We’d been above the trees for more than an hour, but it was obvious we weren’t where we needed to be.

And if anyone is wondering, a penguin huddle really does work. Sharing our body heat like that, we stopped shivering for a few minutes.

Curiously, no one was unhappy. Slipping and sliding around on the mud and being lost had a “so ridiculous it’s funny” quality, and we had never stopped cracking jokes to each other. “This is better,” we said. “Climbing Goverla is easy, at least we had an experience to show for it.”

We headed back down.

I wondered at that going down. Although certainly difficult, Everest is such a popular destination that an infrastructure of fixed ropes and ladders is in place, an entire economy of porters and portable oxygen at its base. At this point, it’s probably harder to climb any of the peaks around Everest, a thousand feet or more shorter but carving the way by yourself.

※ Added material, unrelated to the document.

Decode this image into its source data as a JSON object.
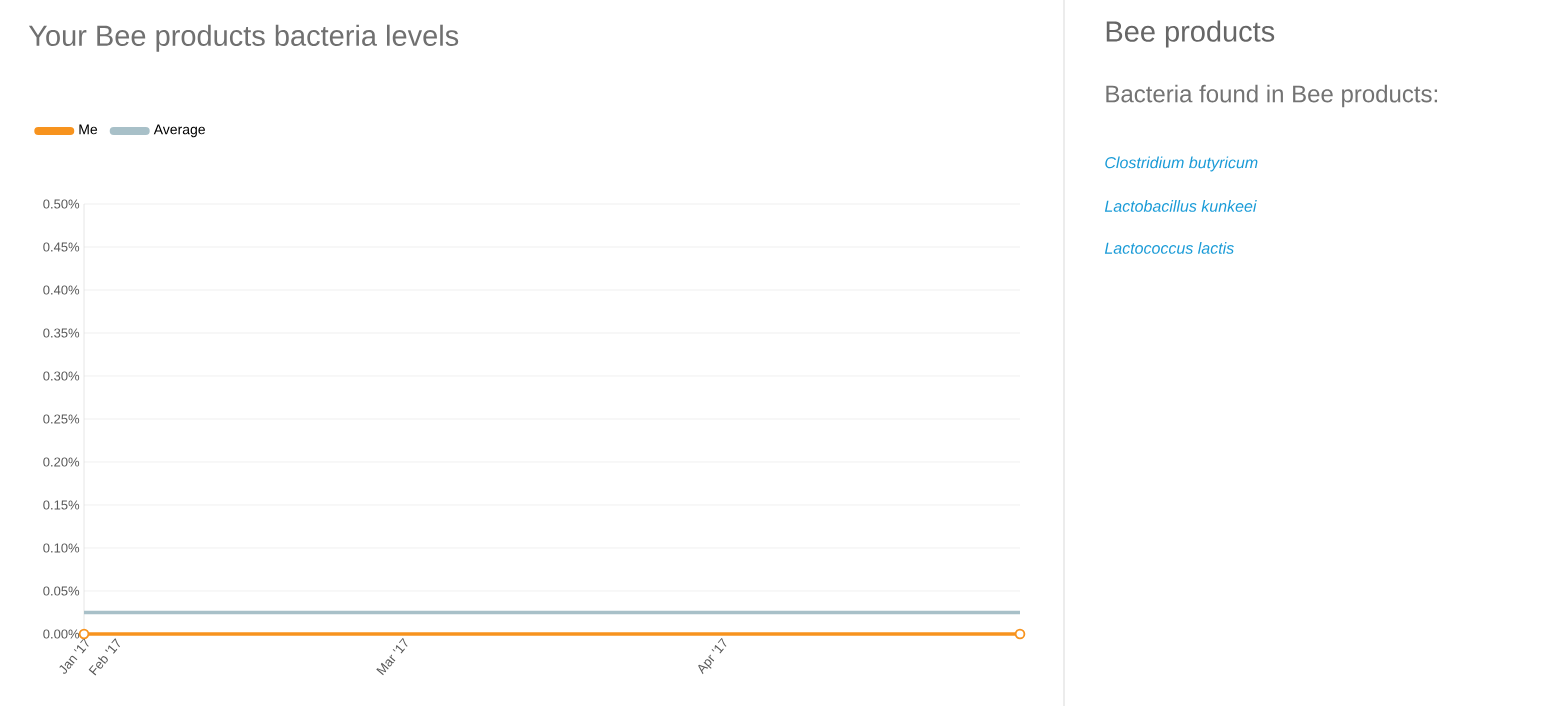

Photobucket - Video and Image Hosting

I now forget the name of the mountain we climbed. I found out the name later, but only remember that it starts with a “B”. I suppose that’s beside the point. The point was we got to the top of a mountain and while 300 feet shorter than Goverla, it was a hell of a lot harder, which made it a hell of a lot cooler.

The lower we went, the less miserable it became. Once out of the clouds we finally had visibility, the temperature got warmer, trees blocked the wind. Brian’s arms sprouted out of his tee-shirt. An hour later we were at the bottom and still could not figure out how we had gotten “lost” in the first place.

The sign to Goverla still pointed to our path and there had been no diverting paths that we had missed. Brian finally saw it: around a building that was part of the nearly-abandoned hotel at the bottom of the mountain was another path, a big one, with a big sign in both English and Ukrainian and red/white/red blazes spray painted on the trees.

Now that was a path and it was obviously the path to Goverla.

Photobucket - Video and Image Hosting
On the right is the tiny orange sign pointing to the Goverla path. Notice that it is point to the right. It should be pointing at me, because I was standing on the real Goverla path when I took this picture

I looked back up at the sign pointing to our path. I reached up and lightly pushed on it. It effortlessly swung and now pointed the right way.